Frankly, the principle is intriguing, but, in practice, it has very limited applications.

Thomas Wayne
Message: Posted by: Magicduck (Mar 12, 2002 01:19AM)
I believe that mirrors are best if the situation is simple... one mirror or two.
I use them for a number of effects, however, rarely is one more elaborate than removing a load from above a mirror or those V mirrors opening out to the sides. One marketed effect, flaming head chest, is a more complex than usual box and can be effective but only with the correct backdrop... such as a stage curtain.

In the right situation the head vanishes quite nicely. But if the helper, with the box on, is standing in front of a wall picture or somthing very specific, the images do not line up and the trick would be a giveaway.

I have also found it is best to use patterns when decorating the walls or sides the mirrors reflect, which are not straight lines. I once built a small "tent in the desert" with neat looking vertical striped cloth. Between trying to get the cloth on straight, and the mirrors being just enough off from straight on the hinges it was a big problem. I ended up putting new cloth on... easier than rearranging mirrors that mechanically worked great and looked great for other fabric.

I have yet to find any use for the plastic mirrors that was not better served with glass. I tried a plastic one in a duckbucket once and found two things
(1) darker inside
(2) slight warp
which made the inside look weird.

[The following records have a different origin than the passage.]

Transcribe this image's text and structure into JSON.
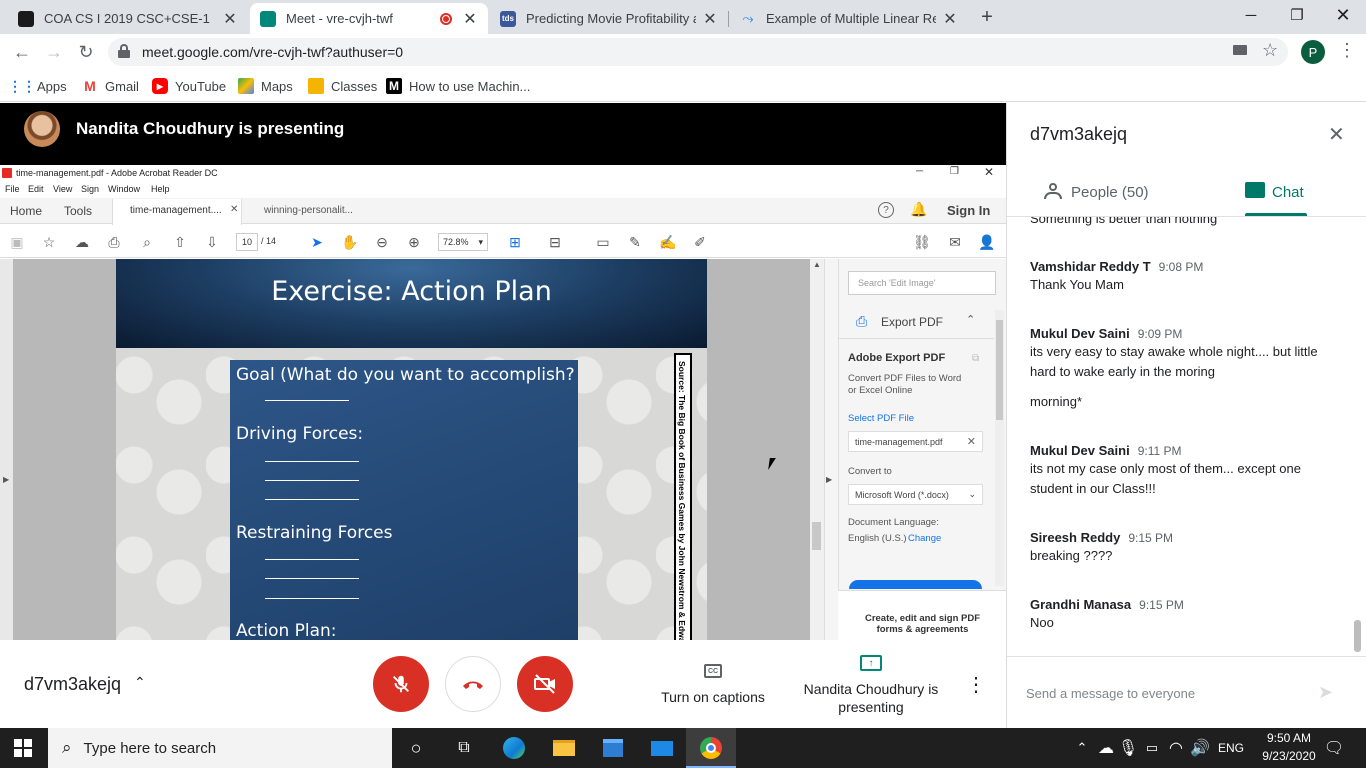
{
  "browser": {
    "tabs": [
      {
        "title": "COA CS I 2019 CSC+CSE-1",
        "color": "#1a1a1a"
      },
      {
        "title": "Meet - vre-cvjh-twf",
        "color": "#00897b"
      },
      {
        "title": "Predicting Movie Profitability and",
        "color": "#3b5998"
      },
      {
        "title": "Example of Multiple Linear Regre",
        "color": "#1e88e5"
      }
    ],
    "new_tab": "+",
    "url": "meet.google.com/vre-cvjh-twf?authuser=0",
    "profile_initial": "P",
    "bookmarks": [
      {
        "label": "Apps"
      },
      {
        "label": "Gmail"
      },
      {
        "label": "YouTube"
      },
      {
        "label": "Maps"
      },
      {
        "label": "Classes"
      },
      {
        "label": "How to use Machin..."
      }
    ]
  },
  "presentation": {
    "presenter_banner": "Nandita Choudhury is presenting",
    "acrobat": {
      "window_title": "time-management.pdf - Adobe Acrobat Reader DC",
      "menu": [
        "File",
        "Edit",
        "View",
        "Sign",
        "Window",
        "Help"
      ],
      "tabs": [
        "Home",
        "Tools",
        "time-management....",
        "winning-personalit..."
      ],
      "sign_in": "Sign In",
      "page_current": "10",
      "page_total": "/ 14",
      "zoom": "72.8%",
      "slide": {
        "title": "Exercise: Action Plan",
        "goal": "Goal (What do you want to accomplish?",
        "driving": "Driving Forces:",
        "restraining": "Restraining Forces",
        "action": "Action Plan:",
        "source": "Source: The Big Book of Business Games by John Newstrom & Edward Sca"
      },
      "right_panel": {
        "search_placeholder": "Search 'Edit Image'",
        "export_pdf": "Export PDF",
        "adobe_export": "Adobe Export PDF",
        "convert_desc": "Convert PDF Files to Word or Excel Online",
        "select_file": "Select PDF File",
        "file_name": "time-management.pdf",
        "convert_to": "Convert to",
        "format": "Microsoft Word (*.docx)",
        "doc_language": "Document Language:",
        "language": "English (U.S.)",
        "change": "Change",
        "promo": "Create, edit and sign PDF forms & agreements"
      }
    }
  },
  "meeting_bar": {
    "meeting_code": "d7vm3akejq",
    "captions_label": "Turn on captions",
    "presenting_label": "Nandita Choudhury is presenting"
  },
  "chat": {
    "header": "d7vm3akejq",
    "people_tab": "People (50)",
    "chat_tab": "Chat",
    "partial_message": "Something is better than nothing",
    "messages": [
      {
        "name": "Vamshidar Reddy T",
        "time": "9:08 PM",
        "lines": [
          "Thank You Mam"
        ]
      },
      {
        "name": "Mukul Dev Saini",
        "time": "9:09 PM",
        "lines": [
          "its very easy to stay awake whole night.... but little hard to wake early in the moring",
          "morning*"
        ]
      },
      {
        "name": "Mukul Dev Saini",
        "time": "9:11 PM",
        "lines": [
          "its not my case only most of them... except one student in our Class!!!"
        ]
      },
      {
        "name": "Sireesh Reddy",
        "time": "9:15 PM",
        "lines": [
          "breaking ????"
        ]
      },
      {
        "name": "Grandhi Manasa",
        "time": "9:15 PM",
        "lines": [
          "Noo"
        ]
      }
    ],
    "input_placeholder": "Send a message to everyone"
  },
  "taskbar": {
    "search_placeholder": "Type here to search",
    "language": "ENG",
    "time": "9:50 AM",
    "date": "9/23/2020"
  }
}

Sounds a lot like your problems, eh?

Message: Posted by: RangeCowboy (Mar 17, 2002 08:29PM)
Thanks MagicDuck,

That kinda confirms the culprit.
The transmission of light off the silvering and through the acrylic plastic must be a lower percentage than glass, and you comment on the warp when mounted anything but vertical, causing a very slight sag and on a large sheet becoming a concave/convex like the mirrors you see on blind corners.

I guess one way is to glue the mirror to a frame which is stiff and cross-membered.

When Penn and Teller do their mirror work, I hear they spend hours setting up the mirrors with tweaking screw mechanisms to adjust angles.

That's a lot to expect for a roll-on illusion that gets packed in a case after the performance. I'm going to try using a fairly fast-setting two part adhesive like Araldite to float in the mirror against the supports and then hope it hardens OK. I'll report my findings. And until then avoid the use or need for multi-part mirror tricks.